### Mapping functions

The following are the "mapping functions" in `libplot`. When invoked on a Plotter, these functions affect the affine transformation it employs for mapping from the user coordinate system to the device coordinate system. They may be viewed as performing transformations of the user coordinate system. Their names resemble those of the corresponding functions in the Postscript language. For information on how to use them to draw graphics efficiently, consult any good book on Postscript programming, or the Postscript Language Reference Manual.

In the C binding, the names of all functions should be preceded by "pl_", unless the header file `plotcompat.h` is included. See section C compiling and linking. In the C++ binding, these are member functions of the `Plotter` class and its subclasses.
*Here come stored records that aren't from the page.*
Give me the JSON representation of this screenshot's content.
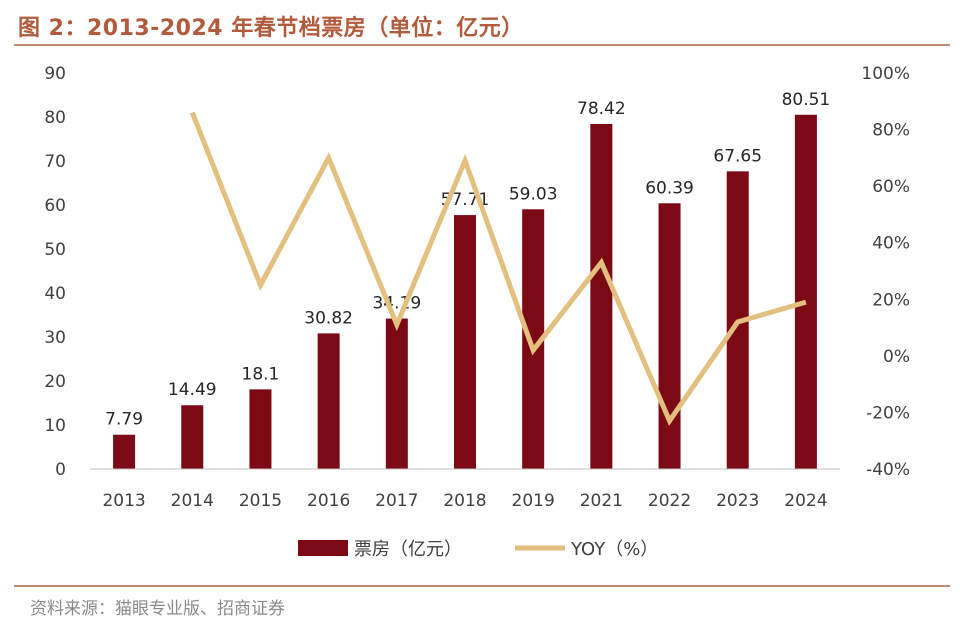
{
  "figure": {
    "title": "图 2：2013-2024 年春节档票房（单位：亿元）",
    "source": "资料来源：猫眼专业版、招商证券"
  },
  "chart_data": {
    "type": "bar",
    "categories": [
      "2013",
      "2014",
      "2015",
      "2016",
      "2017",
      "2018",
      "2019",
      "2021",
      "2022",
      "2023",
      "2024"
    ],
    "series": [
      {
        "name": "票房（亿元）",
        "type": "bar",
        "axis": "left",
        "color": "#7b0a14",
        "values": [
          7.79,
          14.49,
          18.1,
          30.82,
          34.19,
          57.71,
          59.03,
          78.42,
          60.39,
          67.65,
          80.51
        ],
        "labels": [
          "7.79",
          "14.49",
          "18.1",
          "30.82",
          "34.19",
          "57.71",
          "59.03",
          "78.42",
          "60.39",
          "67.65",
          "80.51"
        ]
      },
      {
        "name": "YOY（%）",
        "type": "line",
        "axis": "right",
        "color": "#e3c07f",
        "values": [
          null,
          86,
          25,
          70,
          11,
          69,
          2,
          33,
          -23,
          12,
          19
        ]
      }
    ],
    "y_left": {
      "min": 0,
      "max": 90,
      "step": 10,
      "ticks": [
        "0",
        "10",
        "20",
        "30",
        "40",
        "50",
        "60",
        "70",
        "80",
        "90"
      ]
    },
    "y_right": {
      "min": -40,
      "max": 100,
      "step": 20,
      "ticks": [
        "-40%",
        "-20%",
        "0%",
        "20%",
        "40%",
        "60%",
        "80%",
        "100%"
      ]
    },
    "grid": false,
    "legend": "bottom"
  }
}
int fconcat (double m0, double m1, double m2, double m3, double tx, double ty);
Apply a Postscript-style transformation matrix, i.e., affine map, to the user coordinate system. That is, apply the linear transformation defined by the two-by-two matrix [m0 m1 m2 m3] to the user coordinate system, and also translate by tx units in the x direction and ty units in the y direction, relative to the former user coordinate system. The following three functions (frotate, fscale, ftranslate) are convenience functions that are special cases of fconcat.
int frotate (double theta);
Rotate the user coordinate system axes about their origin by theta degrees, with respect to their former orientation. The position of the user coordinate origin and the size of the x and y units remain unchanged.
int fscale (double sx, double sy);
Make the x and y units in the user coordinate system be the size of sx and sy units in the former user coordinate system. The position of the user coordinate origin and the orientation of the coordinate axes are unchanged.
int ftranslate (double tx, double ty);
Move the origin of the user coordinate system by tx units in the x direction and ty units in the y direction, relative to the former user coordinate system. The size of the x and y units and the orientation of the coordinate axes are unchanged.